BE: It’s always a challenge to get new music out into the world. And I’m always creating new stuff and always had new bands. At a SoulGrass Band for 10-11 years up until recently, we’re taking a break now, where I incorporated music from Bluegrass world like acoustic guitar, violin, banjo. And that’s always a challenge for people, for me it’s normal, but I’ve always had different kinds of music. That’s what inspires me, and that was an influence that Miles gave to me was to be inspired by creating something new that you actually really, really do like yourself. That’s why I stayed in music because that staff inspires me. So that I would say might be the biggest challenge, but it’s a good challenge because it keeps the music fresh. I don’t know any other way to do it.

#3: How would you describe yourself as a musician in one sentence?

BE: I’m a dedicated artist.

#4: What is it that you do best in music?

BE: Play my own melodies.

#5: How has your sound changed or evolved over time?

BE: The saxophone has remained the same just because I try to get better all the time. I’d say what the changes have been in the music, in my bands. They started as soul, funk, and hip-hop, and then went to acoustic groove, which was acoustic funk. It’s always been my own songs with that sort of style, but my own way because I’m never an expert in anybody else’s music, but I just use it as an influence. And then Soulgrass was the next step, which was Americana music blended in with jazz influence. So I’m always using different kinds of music and putting them together, coming up with something that comes from me and, hopefully, people like.

#6: What do you do besides music?

BE: I love to paint, I love to do watercolours, I spend a lot of time doing that. I love to play golf, I love to go fishing, I love to exercise.

#7: If you could change anything about the music industry, what would it be?

BE: More acceptance of musicians, who are trying to do things that are innovative.

What is innovative in your understanding?

BE: Innovative is playing the music that’s coming from an unknown source, unknown territory. Something new and fresh that maybe people haven’t heard before, but they like. I got a lot of people, who come up and tell me in my different bands, “I don’t know what your music is, but I like it”, or they say, “I don’t like jazz, but I like your music”. But we’re playing a version of jazz, we are jazz musicians. As a jazz musician, I’m playing all different kinds of music that I write, but that’s what I do. It’s the same saxophone same guy, it’s just different music that I play.

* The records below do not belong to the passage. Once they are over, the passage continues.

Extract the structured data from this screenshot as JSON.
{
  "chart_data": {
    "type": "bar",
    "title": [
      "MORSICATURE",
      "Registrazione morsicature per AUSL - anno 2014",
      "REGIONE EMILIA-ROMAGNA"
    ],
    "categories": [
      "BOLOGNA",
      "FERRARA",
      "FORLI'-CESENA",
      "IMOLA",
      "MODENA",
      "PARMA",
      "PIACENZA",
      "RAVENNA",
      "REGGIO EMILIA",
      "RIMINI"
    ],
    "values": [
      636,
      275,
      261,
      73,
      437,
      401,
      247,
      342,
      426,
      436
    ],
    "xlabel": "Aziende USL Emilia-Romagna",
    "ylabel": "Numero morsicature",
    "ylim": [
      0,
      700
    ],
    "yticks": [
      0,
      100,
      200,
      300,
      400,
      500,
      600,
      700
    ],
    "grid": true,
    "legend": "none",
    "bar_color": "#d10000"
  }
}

#8: If you would have a chance to collaborate with one of the persons live or dead, who would that be?

BE: Who I like to collaborate with and do some music with…. I would say, maybe, Keith Jarrett.

#9: What are you working on right now?

BE: I’m working on a new band that I call this “Bill Evans and the spy killers”. It’s a crazy name! We just did a live record in Australia that’s coming out next week. It’s got a young piano player, named Simon Auslander, a phenomenal player 20 years old, Wolfgang Hoffner is the drummer, and Gary Granger as a basement. That’s what’s happening right now. It’s organ, saxophone, and I also play piano and sing. It’s kind of a fresh new sound, sort of groove funky different. That’s what I’m doing right now.

#10: What musical guilty pleasure do you have? What are you listening, which is unexpected to the music that you make?

BE: I would say maybe the Dave Matthews Band, it’s a rock band. Or there’s a band called Umphrey’s McGee, which is an instrumental Vocal Band in the States, completely different in jazz. I listen to pop music all the time. I listen to R&B singers, soul singers, a lot of rock singers. I did a record two years ago, called “Rise above”, and I used a different singer in each song. Guys like Gregg Allman from The Allman Brothers, he passed away recently, maybe names you don’t know, Warren Haynes, Anders Osborne JJ Grey, great rock singers, soul rock singers. And we wrote a song together, each one of us and put a record. I like guys like that.